In my memo last year, we’ve discussed the geopolitical factors driving the struggles that came to dominate the headlines of 2023. The Russian invasion of Ukraine has exceeded 650 days as I pen this year’s memo, while the Israel-Hamas crisis erupted two months ago.

As several oil producers in the Middle East adopt an increasingly defensive stance in face of the United States, a global petroleum shortage may be heading our way. As China’s economy continues to lose momentum due to its stagnant manufacturing sector, the loss of local purchasing power contributes further to Chinese deflation, broadly decreasing product and service prices there.

European and American economies, however, are disrupted by inflation and interest rate hikes. These conditions artificially repress market and investment demands, despite an environment that incentivizes producers to make more; when supplies outpace demand, prices fall, compounding the already-low levels of buyer interest.

These geopolitical factors and economic concerns will most definitely continue to impact freight networks crisscrossing the world. “Remain calm in times of challenging trials and mercurial demand” is Leader Mutual Freight’s industry outlook and work mantra for 2024.

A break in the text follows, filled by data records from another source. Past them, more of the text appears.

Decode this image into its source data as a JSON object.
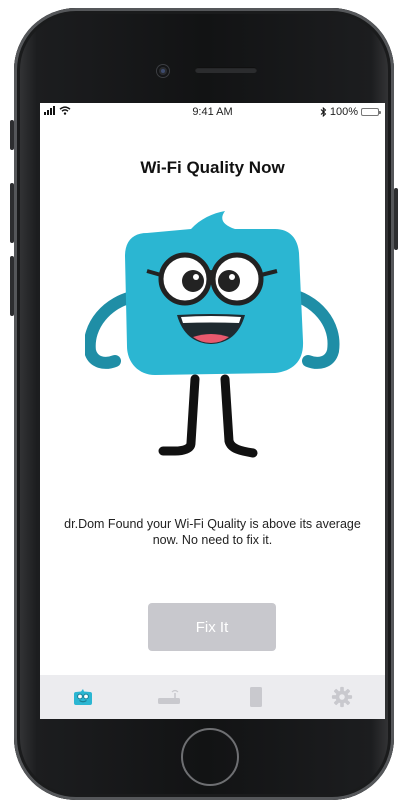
{
  "status_bar": {
    "time": "9:41 AM",
    "battery": "100%",
    "bluetooth_icon": "bluetooth-icon",
    "wifi_icon": "wifi-icon",
    "signal_icon": "signal-icon"
  },
  "screen": {
    "title": "Wi-Fi Quality Now",
    "message": "dr.Dom Found your Wi-Fi Quality is above its average now. No need to fix it.",
    "fix_button": "Fix It"
  },
  "tabbar": {
    "tabs": [
      {
        "icon": "robot-icon",
        "active": true
      },
      {
        "icon": "router-icon",
        "active": false
      },
      {
        "icon": "phone-icon",
        "active": false
      },
      {
        "icon": "gear-icon",
        "active": false
      }
    ]
  },
  "colors": {
    "mascot": "#2bb6d2",
    "tab_active": "#2bb6d2",
    "tab_inactive": "#c9c9ce",
    "button_disabled": "#c8c8cd",
    "battery": "#f5d21a"
  }
}
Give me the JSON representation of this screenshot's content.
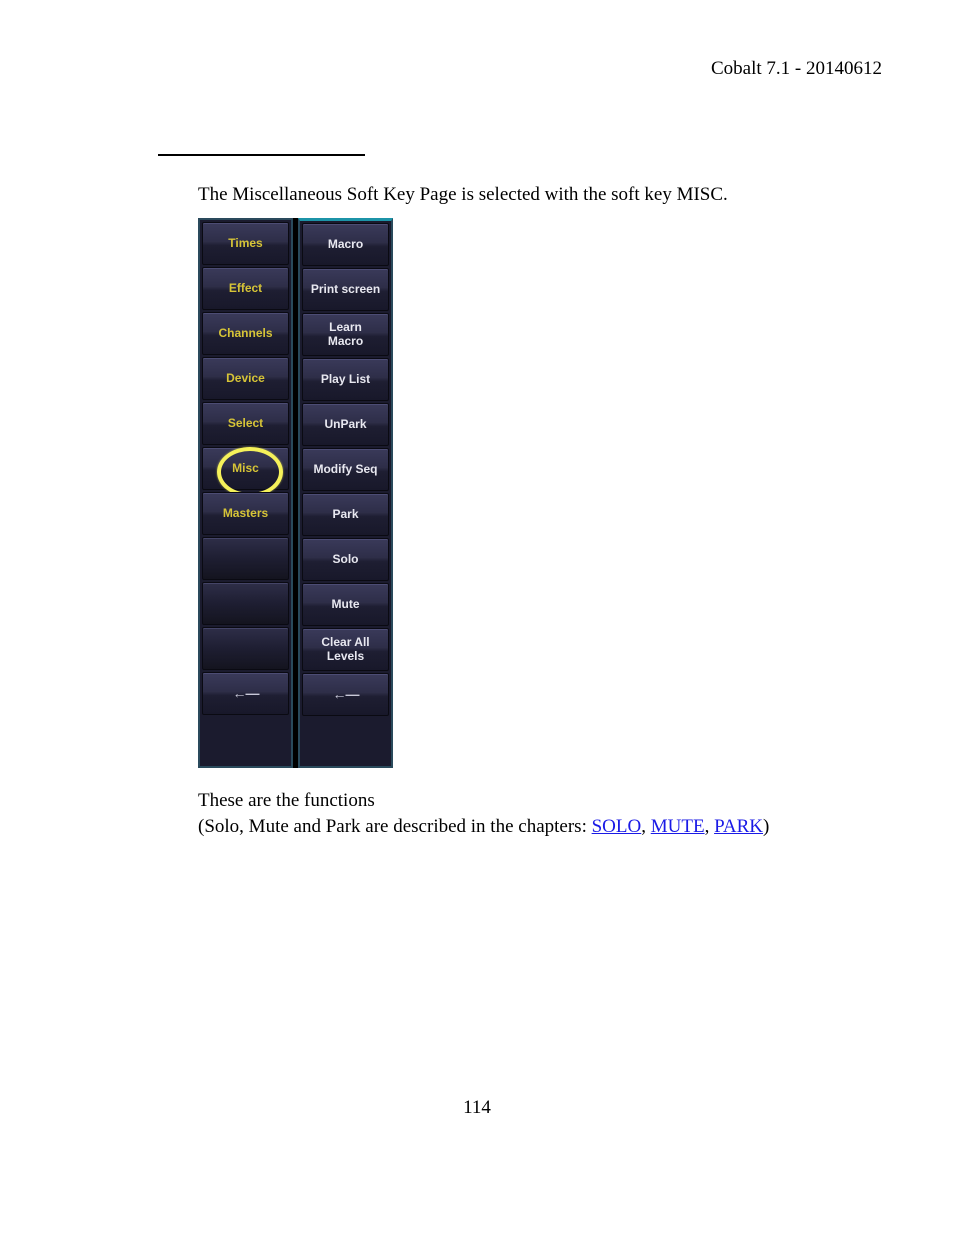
{
  "header": {
    "text": "Cobalt 7.1 - 20140612"
  },
  "intro": {
    "text": "The Miscellaneous Soft Key Page is selected with the soft key MISC."
  },
  "softkeys": {
    "left": [
      {
        "label": "Times",
        "kind": "cat"
      },
      {
        "label": "Effect",
        "kind": "cat"
      },
      {
        "label": "Channels",
        "kind": "cat"
      },
      {
        "label": "Device",
        "kind": "cat"
      },
      {
        "label": "Select",
        "kind": "cat"
      },
      {
        "label": "Misc",
        "kind": "cat",
        "circled": true
      },
      {
        "label": "Masters",
        "kind": "cat"
      },
      {
        "label": "",
        "kind": "empty"
      },
      {
        "label": "",
        "kind": "empty"
      },
      {
        "label": "",
        "kind": "empty"
      },
      {
        "label": "←—",
        "kind": "back"
      }
    ],
    "right": [
      {
        "label": "Macro",
        "kind": "fn"
      },
      {
        "label": "Print screen",
        "kind": "fn"
      },
      {
        "label": "Learn\nMacro",
        "kind": "fn"
      },
      {
        "label": "Play List",
        "kind": "fn"
      },
      {
        "label": "UnPark",
        "kind": "fn"
      },
      {
        "label": "Modify Seq",
        "kind": "fn"
      },
      {
        "label": "Park",
        "kind": "fn"
      },
      {
        "label": "Solo",
        "kind": "fn"
      },
      {
        "label": "Mute",
        "kind": "fn"
      },
      {
        "label": "Clear All\nLevels",
        "kind": "fn"
      },
      {
        "label": "←—",
        "kind": "back"
      }
    ]
  },
  "functions": {
    "line1": "These are the functions",
    "line2_pre": "(Solo, Mute and Park are described in the chapters: ",
    "links": {
      "solo": "SOLO",
      "mute": "MUTE",
      "park": "PARK"
    },
    "sep": ", ",
    "close": ")"
  },
  "page_number": "114"
}
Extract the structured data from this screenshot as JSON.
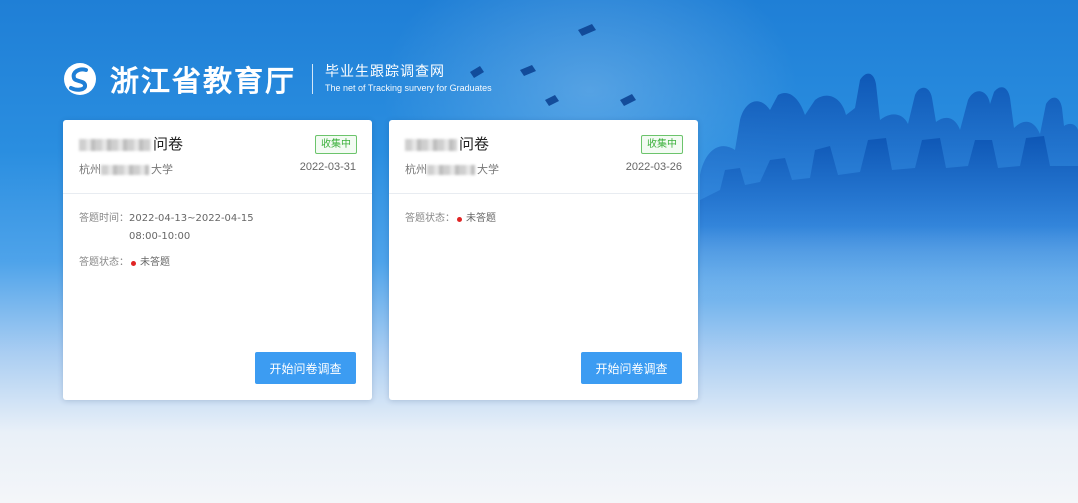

Despite the anticipated hardships awaiting the world economy, fresh opportunities have still emerged. Markets for consumer electronics and retail goods have bounced back by the last fiscal quarter of 2023, bolstered in particular by the colossus e-commerce network catering to Thanksgiving- and Christmas-related purchases.

Demand for air freight services also rebounded in Q4, after three successive quarters of cargo capacity being cut. The climate crisis is drying up the Panama Canal, a strategic conduit that enables container ships to move goods around the world, forcing more businesses to switch transportation from sea to air. Post-pandemic orders from the United States and Europe reflect a fundamental switch in consumer behavior as well — their penchant for shopping online, embracement of digital outlets, and zest for artificial intelligence-backed products make the air freight sector a strong area of potential growth in 2024.

Geopolitics will continue to dictate trade flows in the years ahead. Not quite back at pre-pandemic levels, sea freight services are expected to mirror their performances last year. Backed by e-commerce productivity, the healthy market for air freight services is likely to sustain growth. Consumer demand for luxury items like personal tech products and smart car accessories, coupled with the borderless impact of climate change, will force more enterprises to supplement their sea freight with air transportation.

Building upon these insights, LMF will keep abreast of the latest geopolitical activities and adjust our global operations accordingly. With risk comes opportunity, specifically grand areas of growth like consumer and precision technology, and entry to new markets and regions to cultivate the resilience of our multimodal supply chains. Here at LMF, we go where the businesses go — by road, sea, and air — in service to our international clients and partners.

Happy New Year from all of us at LMF!